I ended up returning the Craftsman mower (without even opening the box) and buying a John Deere JS28, 22", FWD gas mower from Lowes. I posted a review of the JS28 in the John Deere forum for anyone interested.

Thanks for all of your help,
YardGuy
 

DDS

Forum Newbie
Joined
Jun 18, 2012
Threads
0
Messages
3
First time poster. Been using push Craftsman rotary mowers (two) for years. Our lawns are flat on a small lot of 5000 sq. feet including the house. Getting on in years so when our current Craftsman push rotary blade retainer stripped, have decided to get a self propelled rotary now.

The grass is zoysia and can be pretty tough to cut. I'm not a religious mower so the grass can get a bit tall (1.5 inches higher than normal) at times with some spots with different grass a bit higher.

When I mow the lawn, sometimes in spots I have to tilt the mower, push it over the tall grass and then slowly lower the mower to prevent binding up the blade and stopping the engine. Also since our front and back yards are relatively small, I need good EASY 180 degree turn ability.

Could you tell me if my current ideas for buying a mower are OK or bad? My ideas are:

1. I'm thinking that I need to get front wheel drive to be able to tilt the mower up, push forward over tall spots, and slowly lower the mower to cut the tall grass gradually. This would only be is some spots, not the whole yard. Since our front and back yards are flat, I don't need rear wheel drive. Would front wheel drive be best for this type of cutting situation?

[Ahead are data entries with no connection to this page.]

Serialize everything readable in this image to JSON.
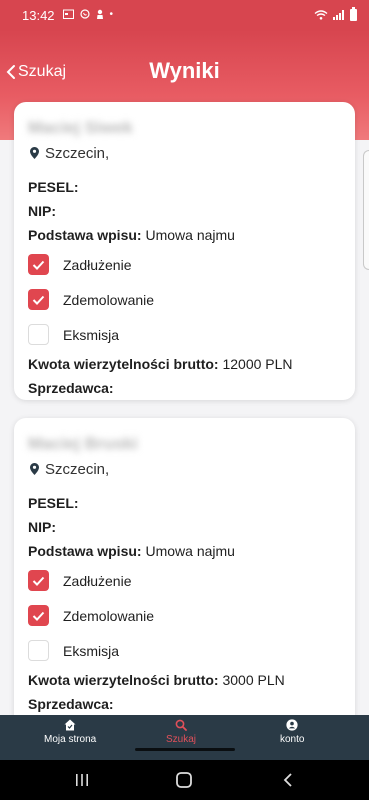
{
  "status_bar": {
    "time": "13:42",
    "dot": "•",
    "icons": [
      "calendar-icon",
      "whatsapp-icon",
      "person-icon",
      "wifi-icon",
      "signal-icon",
      "battery-icon"
    ]
  },
  "header": {
    "back_label": "Szukaj",
    "title": "Wyniki",
    "color": "#d7454f"
  },
  "labels": {
    "pesel": "PESEL:",
    "nip": "NIP:",
    "podstawa": "Podstawa wpisu:",
    "kwota": "Kwota wierzytelności brutto:",
    "sprzedawca": "Sprzedawca:"
  },
  "results": [
    {
      "name": "Maciej Siwek",
      "city": "Szczecin,",
      "pesel": "",
      "nip": "",
      "podstawa": "Umowa najmu",
      "checks": [
        {
          "label": "Zadłużenie",
          "checked": true
        },
        {
          "label": "Zdemolowanie",
          "checked": true
        },
        {
          "label": "Eksmisja",
          "checked": false
        }
      ],
      "kwota": "12000 PLN",
      "sprzedawca": ""
    },
    {
      "name": "Maciej Bruski",
      "city": "Szczecin,",
      "pesel": "",
      "nip": "",
      "podstawa": "Umowa najmu",
      "checks": [
        {
          "label": "Zadłużenie",
          "checked": true
        },
        {
          "label": "Zdemolowanie",
          "checked": true
        },
        {
          "label": "Eksmisja",
          "checked": false
        }
      ],
      "kwota": "3000 PLN",
      "sprzedawca": ""
    }
  ],
  "bottom_nav": {
    "items": [
      {
        "label": "Moja strona",
        "icon": "home-icon"
      },
      {
        "label": "Szukaj",
        "icon": "search-icon",
        "active": true
      },
      {
        "label": "konto",
        "icon": "account-icon"
      }
    ]
  },
  "colors": {
    "accent": "#e0464f",
    "nav_bg": "#2a3a46"
  }
}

2. When I handled two self propelled mowers in Sears, I noticed that the one with large rear wheels was harder to push the handle down due to the weight of the mower. It seems that with the larger rear wheels, the wheel pivot points are further back which increases the leverage of the weight of the mower making the mower appear to be heaver. So I'm thinking that when I make 180 degree turns, small rear wheels will be less work due to less weight when tilting the mower to make the turns. Are these correct assumptions?

3. I bought a Craftsmans 370660 front wheel drive mower with small rear wheels yesterday. I haven't unboxed it yet. When I did some research this morning, I saw that this model has plastic ring gears on the front wheels and small metal gears to drive the front wheels. Should I just return this mower or can this configuration last if I grease the gears well?

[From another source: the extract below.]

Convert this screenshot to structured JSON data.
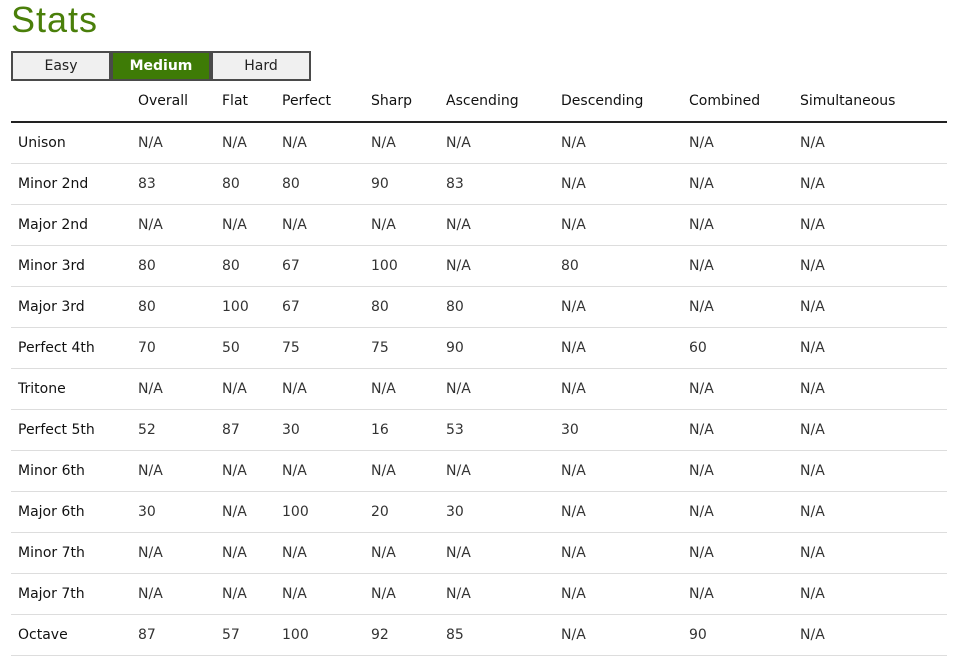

4. Which mowers have good variable speed mechanisms? The Craftsman 370660 appears to have a drive belt to a small pulley that's mounted on the vertical to horizontal gear box. Sears advertises this model as having variable speed but it seems it is misleading since variable speed appears to be just loosening the belt to let it slip. Seems like a trick advertising. How do other mowers achieve variable speed?

5. Which mower would you recommend for my situation? Would this Honda HRR216VKA at Home Depot be better even though it has rear wheel drive?

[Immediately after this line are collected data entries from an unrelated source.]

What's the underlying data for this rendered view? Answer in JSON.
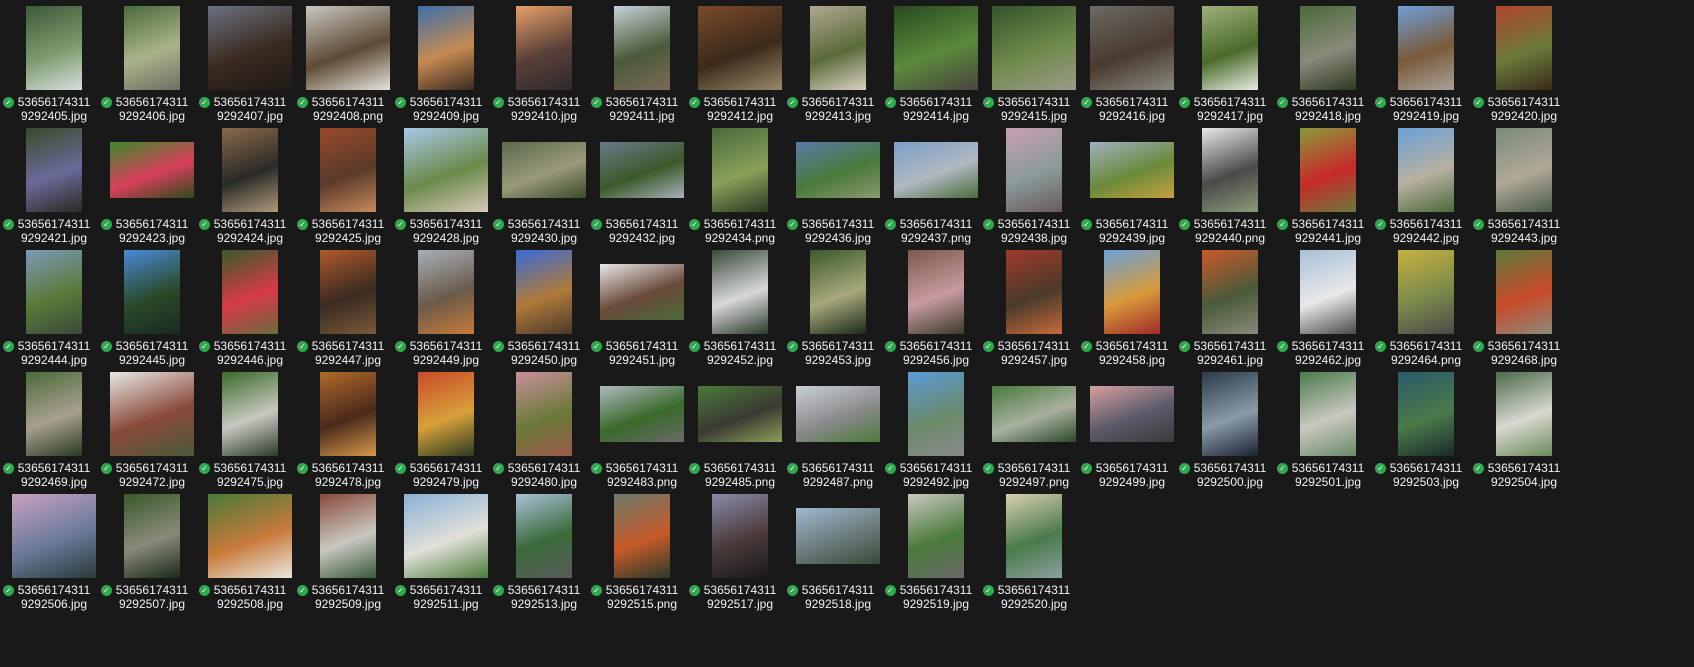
{
  "icons": {
    "status": "sync-check-icon",
    "status_color": "#2fa84f"
  },
  "rows": [
    [
      {
        "l1": "53656174311",
        "l2": "9292405.jpg",
        "o": "p",
        "c": [
          "#3d5a3a",
          "#7d9a6b",
          "#d8dfe0"
        ]
      },
      {
        "l1": "53656174311",
        "l2": "9292406.jpg",
        "o": "p",
        "c": [
          "#4b6a3a",
          "#a9b38a",
          "#6f6f62"
        ]
      },
      {
        "l1": "53656174311",
        "l2": "9292407.jpg",
        "o": "s",
        "c": [
          "#6b7280",
          "#3a2a20",
          "#1f1a16"
        ]
      },
      {
        "l1": "53656174311",
        "l2": "9292408.png",
        "o": "s",
        "c": [
          "#c8c7c0",
          "#5d4a34",
          "#e6e3dc"
        ]
      },
      {
        "l1": "53656174311",
        "l2": "9292409.jpg",
        "o": "p",
        "c": [
          "#3d6fa8",
          "#c68a52",
          "#3b2a22"
        ]
      },
      {
        "l1": "53656174311",
        "l2": "9292410.jpg",
        "o": "p",
        "c": [
          "#e7a067",
          "#5a4039",
          "#2e2a2c"
        ]
      },
      {
        "l1": "53656174311",
        "l2": "9292411.jpg",
        "o": "p",
        "c": [
          "#c5d2d8",
          "#4b5a3a",
          "#7a6a55"
        ]
      },
      {
        "l1": "53656174311",
        "l2": "9292412.jpg",
        "o": "s",
        "c": [
          "#7a4a2a",
          "#3b2a1a",
          "#9a8a6a"
        ]
      },
      {
        "l1": "53656174311",
        "l2": "9292413.jpg",
        "o": "p",
        "c": [
          "#b0a890",
          "#5a6a3a",
          "#d9d2c2"
        ]
      },
      {
        "l1": "53656174311",
        "l2": "9292414.jpg",
        "o": "s",
        "c": [
          "#2a4a22",
          "#5a8a3a",
          "#4a4440"
        ]
      },
      {
        "l1": "53656174311",
        "l2": "9292415.jpg",
        "o": "s",
        "c": [
          "#33552b",
          "#6f8a4a",
          "#9b9a8a"
        ]
      },
      {
        "l1": "53656174311",
        "l2": "9292416.jpg",
        "o": "s",
        "c": [
          "#6a6a64",
          "#4a3a30",
          "#8a8a80"
        ]
      },
      {
        "l1": "53656174311",
        "l2": "9292417.jpg",
        "o": "p",
        "c": [
          "#9fb07a",
          "#4a6a2a",
          "#e8ede2"
        ]
      },
      {
        "l1": "53656174311",
        "l2": "9292418.jpg",
        "o": "p",
        "c": [
          "#4a6a3a",
          "#8a8a7a",
          "#2a3a22"
        ]
      },
      {
        "l1": "53656174311",
        "l2": "9292419.jpg",
        "o": "p",
        "c": [
          "#6f9fd8",
          "#7a5a3a",
          "#a8a29a"
        ]
      },
      {
        "l1": "53656174311",
        "l2": "9292420.jpg",
        "o": "p",
        "c": [
          "#b0452a",
          "#6a7a3a",
          "#3a2a1a"
        ]
      }
    ],
    [
      {
        "l1": "53656174311",
        "l2": "9292421.jpg",
        "o": "p",
        "c": [
          "#3a4a28",
          "#6a6a9a",
          "#2a2a22"
        ]
      },
      {
        "l1": "53656174311",
        "l2": "9292423.jpg",
        "o": "w",
        "c": [
          "#3a8a2a",
          "#d8405a",
          "#2a4a1a"
        ]
      },
      {
        "l1": "53656174311",
        "l2": "9292424.jpg",
        "o": "p",
        "c": [
          "#8a6a4a",
          "#2a2a28",
          "#b09a7a"
        ]
      },
      {
        "l1": "53656174311",
        "l2": "9292425.jpg",
        "o": "p",
        "c": [
          "#9a4a2a",
          "#5a3a2a",
          "#c88a5a"
        ]
      },
      {
        "l1": "53656174311",
        "l2": "9292428.jpg",
        "o": "s",
        "c": [
          "#a8c8e8",
          "#6a8a4a",
          "#d8c8b8"
        ]
      },
      {
        "l1": "53656174311",
        "l2": "9292430.jpg",
        "o": "w",
        "c": [
          "#5a6a4a",
          "#9a9a7a",
          "#3a4a2a"
        ]
      },
      {
        "l1": "53656174311",
        "l2": "9292432.jpg",
        "o": "w",
        "c": [
          "#6a7a8a",
          "#3a5a2a",
          "#a8b0b8"
        ]
      },
      {
        "l1": "53656174311",
        "l2": "9292434.png",
        "o": "p",
        "c": [
          "#4a6a3a",
          "#8aa05a",
          "#2a3a22"
        ]
      },
      {
        "l1": "53656174311",
        "l2": "9292436.jpg",
        "o": "w",
        "c": [
          "#5a7aa8",
          "#4a7a3a",
          "#8a9a6a"
        ]
      },
      {
        "l1": "53656174311",
        "l2": "9292437.png",
        "o": "w",
        "c": [
          "#7aa0c8",
          "#b0b8c0",
          "#4a6a3a"
        ]
      },
      {
        "l1": "53656174311",
        "l2": "9292438.jpg",
        "o": "p",
        "c": [
          "#c8a0b0",
          "#8a9a9a",
          "#6a5a5a"
        ]
      },
      {
        "l1": "53656174311",
        "l2": "9292439.jpg",
        "o": "w",
        "c": [
          "#a0b0c0",
          "#6a8a3a",
          "#c8a040"
        ]
      },
      {
        "l1": "53656174311",
        "l2": "9292440.png",
        "o": "p",
        "c": [
          "#e8e8e6",
          "#4a4a48",
          "#8a9a7a"
        ]
      },
      {
        "l1": "53656174311",
        "l2": "9292441.jpg",
        "o": "p",
        "c": [
          "#8a9a3a",
          "#c82a2a",
          "#6a7a3a"
        ]
      },
      {
        "l1": "53656174311",
        "l2": "9292442.jpg",
        "o": "p",
        "c": [
          "#6aa0d8",
          "#b8b0a0",
          "#4a6a3a"
        ]
      },
      {
        "l1": "53656174311",
        "l2": "9292443.jpg",
        "o": "p",
        "c": [
          "#7a8a7a",
          "#b0a898",
          "#4a5a4a"
        ]
      }
    ],
    [
      {
        "l1": "53656174311",
        "l2": "9292444.jpg",
        "o": "p",
        "c": [
          "#7a9ab8",
          "#5a7a3a",
          "#3a4a3a"
        ]
      },
      {
        "l1": "53656174311",
        "l2": "9292445.jpg",
        "o": "p",
        "c": [
          "#4a8ad8",
          "#2a4a2a",
          "#1a2a22"
        ]
      },
      {
        "l1": "53656174311",
        "l2": "9292446.jpg",
        "o": "p",
        "c": [
          "#3a5a2a",
          "#d83a4a",
          "#6a6a3a"
        ]
      },
      {
        "l1": "53656174311",
        "l2": "9292447.jpg",
        "o": "p",
        "c": [
          "#b05a2a",
          "#3a2a22",
          "#7a5a3a"
        ]
      },
      {
        "l1": "53656174311",
        "l2": "9292449.jpg",
        "o": "p",
        "c": [
          "#a8b0b8",
          "#6a5a4a",
          "#c87a3a"
        ]
      },
      {
        "l1": "53656174311",
        "l2": "9292450.jpg",
        "o": "p",
        "c": [
          "#3a6ad8",
          "#b07a3a",
          "#4a3a2a"
        ]
      },
      {
        "l1": "53656174311",
        "l2": "9292451.jpg",
        "o": "w",
        "c": [
          "#e8e8e8",
          "#6a4a3a",
          "#4a6a3a"
        ]
      },
      {
        "l1": "53656174311",
        "l2": "9292452.jpg",
        "o": "p",
        "c": [
          "#3a4a3a",
          "#d8d8d8",
          "#2a3a2a"
        ]
      },
      {
        "l1": "53656174311",
        "l2": "9292453.jpg",
        "o": "p",
        "c": [
          "#3a5a2a",
          "#a8a87a",
          "#1a2a1a"
        ]
      },
      {
        "l1": "53656174311",
        "l2": "9292456.jpg",
        "o": "p",
        "c": [
          "#7a5a4a",
          "#c89aa0",
          "#3a3a2a"
        ]
      },
      {
        "l1": "53656174311",
        "l2": "9292457.jpg",
        "o": "p",
        "c": [
          "#a03a2a",
          "#4a3a2a",
          "#c86a3a"
        ]
      },
      {
        "l1": "53656174311",
        "l2": "9292458.jpg",
        "o": "p",
        "c": [
          "#6aa0d8",
          "#d89a3a",
          "#a02a2a"
        ]
      },
      {
        "l1": "53656174311",
        "l2": "9292461.jpg",
        "o": "p",
        "c": [
          "#c85a2a",
          "#4a5a3a",
          "#8a8a7a"
        ]
      },
      {
        "l1": "53656174311",
        "l2": "9292462.jpg",
        "o": "p",
        "c": [
          "#a8c0d8",
          "#e8e8e8",
          "#4a4a4a"
        ]
      },
      {
        "l1": "53656174311",
        "l2": "9292464.png",
        "o": "p",
        "c": [
          "#c8b040",
          "#7a8a4a",
          "#4a4a4a"
        ]
      },
      {
        "l1": "53656174311",
        "l2": "9292468.jpg",
        "o": "p",
        "c": [
          "#5a7a3a",
          "#c84a2a",
          "#8a8a7a"
        ]
      }
    ],
    [
      {
        "l1": "53656174311",
        "l2": "9292469.jpg",
        "o": "p",
        "c": [
          "#4a6a3a",
          "#a8a090",
          "#2a3a22"
        ]
      },
      {
        "l1": "53656174311",
        "l2": "9292472.jpg",
        "o": "s",
        "c": [
          "#e8e8e6",
          "#8a4a3a",
          "#4a5a3a"
        ]
      },
      {
        "l1": "53656174311",
        "l2": "9292475.jpg",
        "o": "p",
        "c": [
          "#3a6a2a",
          "#c8c8c0",
          "#2a3a2a"
        ]
      },
      {
        "l1": "53656174311",
        "l2": "9292478.jpg",
        "o": "p",
        "c": [
          "#b06a2a",
          "#4a2a1a",
          "#d89a4a"
        ]
      },
      {
        "l1": "53656174311",
        "l2": "9292479.jpg",
        "o": "p",
        "c": [
          "#c84a2a",
          "#d8a03a",
          "#2a3a22"
        ]
      },
      {
        "l1": "53656174311",
        "l2": "9292480.jpg",
        "o": "p",
        "c": [
          "#c8909a",
          "#6a7a3a",
          "#9a5a4a"
        ]
      },
      {
        "l1": "53656174311",
        "l2": "9292483.png",
        "o": "w",
        "c": [
          "#b0b8c0",
          "#3a6a2a",
          "#6a6a6a"
        ]
      },
      {
        "l1": "53656174311",
        "l2": "9292485.png",
        "o": "w",
        "c": [
          "#4a7a3a",
          "#3a3a32",
          "#8aa05a"
        ]
      },
      {
        "l1": "53656174311",
        "l2": "9292487.png",
        "o": "w",
        "c": [
          "#c8d0d8",
          "#8a8a8a",
          "#4a7a3a"
        ]
      },
      {
        "l1": "53656174311",
        "l2": "9292492.jpg",
        "o": "p",
        "c": [
          "#5a9ad8",
          "#6a8a6a",
          "#8a8a8a"
        ]
      },
      {
        "l1": "53656174311",
        "l2": "9292497.png",
        "o": "w",
        "c": [
          "#4a7a3a",
          "#a8b0a0",
          "#2a4a2a"
        ]
      },
      {
        "l1": "53656174311",
        "l2": "9292499.jpg",
        "o": "w",
        "c": [
          "#d8a0a0",
          "#5a5a6a",
          "#3a3a3a"
        ]
      },
      {
        "l1": "53656174311",
        "l2": "9292500.jpg",
        "o": "p",
        "c": [
          "#2a3a4a",
          "#8a9aa8",
          "#1a2230"
        ]
      },
      {
        "l1": "53656174311",
        "l2": "9292501.jpg",
        "o": "p",
        "c": [
          "#4a7a4a",
          "#c8c8c0",
          "#6a8a6a"
        ]
      },
      {
        "l1": "53656174311",
        "l2": "9292503.jpg",
        "o": "p",
        "c": [
          "#2a5a6a",
          "#4a7a4a",
          "#1a2a2a"
        ]
      },
      {
        "l1": "53656174311",
        "l2": "9292504.jpg",
        "o": "p",
        "c": [
          "#4a6a4a",
          "#d8d8d0",
          "#6a8a5a"
        ]
      }
    ],
    [
      {
        "l1": "53656174311",
        "l2": "9292506.jpg",
        "o": "s",
        "c": [
          "#c8a0c0",
          "#6a7a9a",
          "#2a3a3a"
        ]
      },
      {
        "l1": "53656174311",
        "l2": "9292507.jpg",
        "o": "p",
        "c": [
          "#3a5a2a",
          "#8a8a7a",
          "#1a2a1a"
        ]
      },
      {
        "l1": "53656174311",
        "l2": "9292508.jpg",
        "o": "s",
        "c": [
          "#4a7a3a",
          "#c87a3a",
          "#e8e8e0"
        ]
      },
      {
        "l1": "53656174311",
        "l2": "9292509.jpg",
        "o": "p",
        "c": [
          "#8a4a3a",
          "#c8c8c0",
          "#3a5a3a"
        ]
      },
      {
        "l1": "53656174311",
        "l2": "9292511.jpg",
        "o": "s",
        "c": [
          "#8ab0d8",
          "#e0e0d8",
          "#4a7a3a"
        ]
      },
      {
        "l1": "53656174311",
        "l2": "9292513.jpg",
        "o": "p",
        "c": [
          "#a8c0d8",
          "#3a6a3a",
          "#5a5a5a"
        ]
      },
      {
        "l1": "53656174311",
        "l2": "9292515.png",
        "o": "p",
        "c": [
          "#6a7a6a",
          "#c85a2a",
          "#2a3a2a"
        ]
      },
      {
        "l1": "53656174311",
        "l2": "9292517.jpg",
        "o": "p",
        "c": [
          "#8a8aa8",
          "#4a3a3a",
          "#1a1a1a"
        ]
      },
      {
        "l1": "53656174311",
        "l2": "9292518.jpg",
        "o": "w",
        "c": [
          "#a0b8d0",
          "#6a7a7a",
          "#3a4a3a"
        ]
      },
      {
        "l1": "53656174311",
        "l2": "9292519.jpg",
        "o": "p",
        "c": [
          "#c8c8c0",
          "#4a7a3a",
          "#6a6a6a"
        ]
      },
      {
        "l1": "53656174311",
        "l2": "9292520.jpg",
        "o": "p",
        "c": [
          "#d8d0b0",
          "#4a7a4a",
          "#8aa0a0"
        ]
      }
    ]
  ]
}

21 in. Steel Deck Smart Drive Variable Speed Self-Propelled Gas Mower-HRR216VKA at The Home Depot

Thanks,
Yardguy

!) IMO rear wheel drive is a must have for steep hilly yards. You get extra traction simply by pushing forward. There is a naturally occurring vertical downward force component from the forward push. This downward force on the rear wheels is amplified further as you push down and remove weight from the front wheels. The exact opposite occurs with front wheel drive - you loose traction. Also front wheel drive normally does not have differential drive. Maybe the newer mowers do. However front wheel drive is fine for flat level lawns. There is no reason why you can't also raise the front of a rear wheel drive mower in order to get over high grass. All power propelled rear wheel drive mowers have differential drive on both rear wheels.

2) The geometry and weight of a mower are the main factors that effect the handling (or lack of) on any mowers and it is getting harder to find lightweight mowers that come in small packages. I have a Toro that is one of the most reliable mowers I have ever owned but it is monster in size and weight and handles like an antique car. In days gone by manufactures boasted of their powerful small lightweight mower designs. Today it is hard to find a mower that you can even lift up on the work shop table without help. I have an old 20" Homelite mower (now) with a 6 3/4 hp motor that has a small aluminum deck only 20 1/2 wide x 25 1/2 long that weighs only 63 lbs full of gas. @ 68 years old I can still lift it up to the work bench by myself. It's all engine! They simply don't make a mower like that anymore. Above all else you must consider size, geometry and weight.

3)My old Homelite also has internal plastic drive gear wheels driven by metal pinions. I have bought only three sets of wheels over the past 21 years and have retreaded the wheels several times. (You can actually buy the rubber retreads and replace the rubber). The point is the plastic internal gears molded into the wheel hubs have lasted very well - I just retreaded my very first set again this year the plastic gear teeth are still fine. The one thing you might consider, however is the bore hole through the wheel. The bore thru my Homelite wheels were plastic and the bore deteriorated long ago - they wear into some sort of an uneven ellipse and the wheel starts wobbling on the axle. I have a little lathe and I simply re-bored and reamed a new mtg hole and then hammered in a 1/2 bore steel bushing. These bushings have lasted well. I realize not everybody can accomplish this so you might want to look for a mower that comes with steel bushed wheels. Toro has steel bushings in their wheels as well as steel gears and pinions. However the plastic part of the Toro wheels does not last - cracks after a few years, so the high quality aspect of the steel bushings and gears is worthless.

4)The design of the transmission varies between manufactures. And the design make s huge difference in the handling. My Toro has a transmission gear box that has lasted for years, however the dam thing is NOT a positive drive. It is a "tendency" drive meaning it is designed to slip. They give you a set amount of torque that the gearbox will transmit and that is all you will ever get. The problem is the amount of torque they give you is simply not enough except for level flat lawns. I have steep areas in my yard and I soon discovered that the Toro would not pull up the hill and cut at the same time. I tried to take it back but I was told that the mower I had chosen was for residential use and that it was clearly stated in the sales brochure (which it was) and that I should have bought their commercial mower (that weighed hundreds of lbs). My old Homelite has a positive drive gearbox, which has worn out about every 7 years and is a pain to rebuild, but when I want it to go - IT GOES! You are right about the variable speed - it is simply a slipping action that is finicky and which can be a major drawback. This aspect of choosing a mower will be the most difficult to discover and come to a decision because even the sales people don't usually know and if they do they won't tell you the whole truth. The engines used on all mowers are a separate consideration and IMO not very important to consider simply because they are all good and reliable. They are seldom a problem other than maintenance and when something breaks you can purchases any part directly from the engine manufacturer and there is ample diagrams and parts list available to help.


5) Sorry I can't actually give any comparison of other mowers but maybe the discussion will be of some help. I hope your new John Deer works out fine. I recall when I purchased my Toro (model 20036) 10 years ago that I stayed away from the John Deer's because they offered nothing but very heavy mowers, albeit high quality.